The first track, “I Mean You,” eases in agreeably and the progress from the rock Cameron knows best to the jazz he knows well is understated and surprisingly smooth. An almost flighty guitar riff accents the Hawkins and Monk tune and Harper’s bass carries the song through its relatively quick pace. Cameron’s stable hand guides the track from the back, but he’s never brassy and always on point. Burns’ keyboard accents the song nicely. There’s even a moment of crushing distorted guitar at about the four-minute mark that progresses things into familiar territory for Pearl Jam fans without abandoning the clear jazz foundation.
Needless to say, Harrybu McCage has impressed me already.
By nailing the piano introduction to Duke Ellington’s “A Little Max,” it becomes clear that Cameron’s trio knows their stuff. And why shouldn’t they?

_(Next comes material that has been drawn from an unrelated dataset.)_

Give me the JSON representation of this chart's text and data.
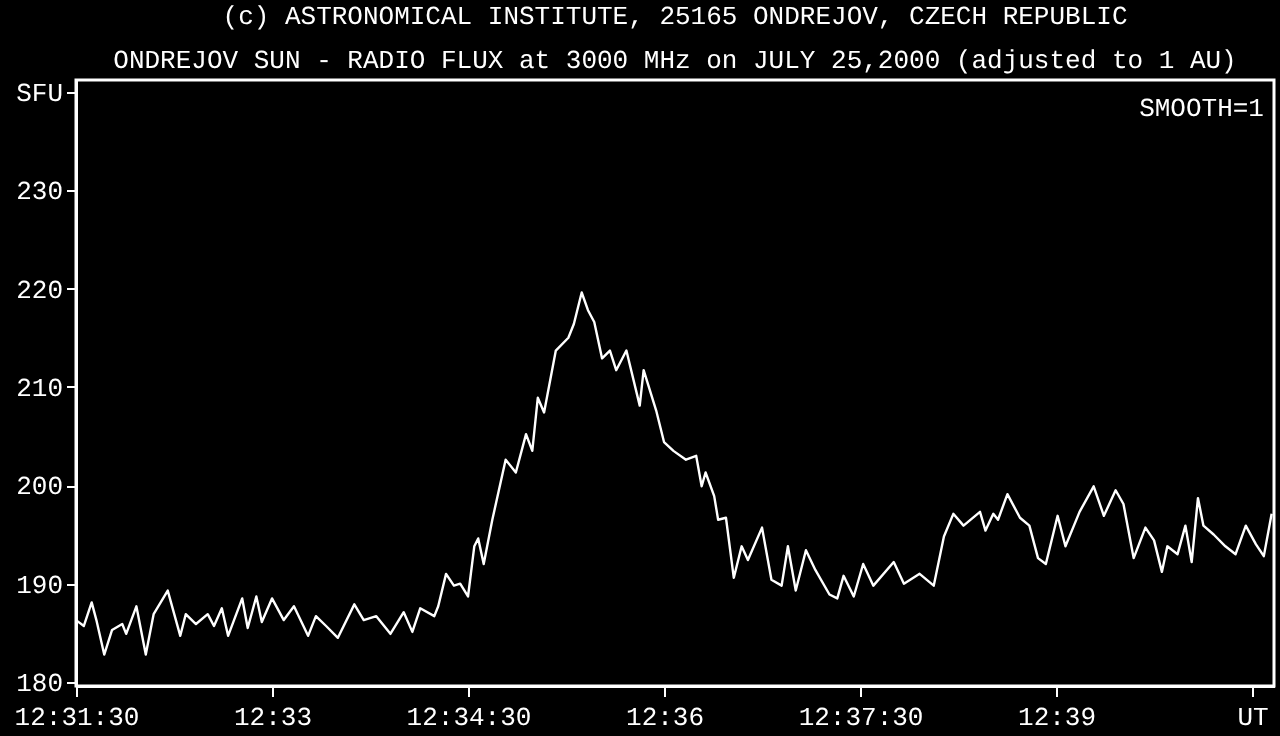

Matt has assembled a top class group of musicians and the song choices on the debut are brilliant.
Harrybu McCage certainly has a thing for Thelonious Monk (hey, who doesn’t?) as five of the ten songs come from his oeuvre. The trio’s interpretations of pieces like “Evidence” and “Off Minor” are dead right.
But it’s when Cameron’s crew tackles “Monk’s Mood” that things really take off. A vast, soulful track, Burns’ beautiful keyboard work is inviting and the simple backdrop of Cameron’s percussion and Harper’s bass never overreach.
There are two original songs on the record, too. Ryan Burns has penned “Jetskiing on Priest Lake” and Cameron contributes with “Rhodes Jam,” an impressive track with heavy keyboard and guitar accents.
Elements of the Red Hot Chili Peppers and Rage Against the Machine are mined as Harrybu McCage takes on Funkadelic’s 1974 track “Alice In My Fantasies.” A storming, blistering inferno of a track, this is how the jazz trio unwinds after tightening things up for the previous nine songs. It’s a hell of a way to end a very compelling and interesting album.
With elements of rock and traditional jazz, Harrybu McCage has constructed a technically-sound and audibly-pleasing debut record. It is arguably the most appealing of Cameron’s many side projects and the musical quality is first-rate.
The album is currently available at independent music stores and through Pearl Jam’s Ten Club at www.pearljam.com.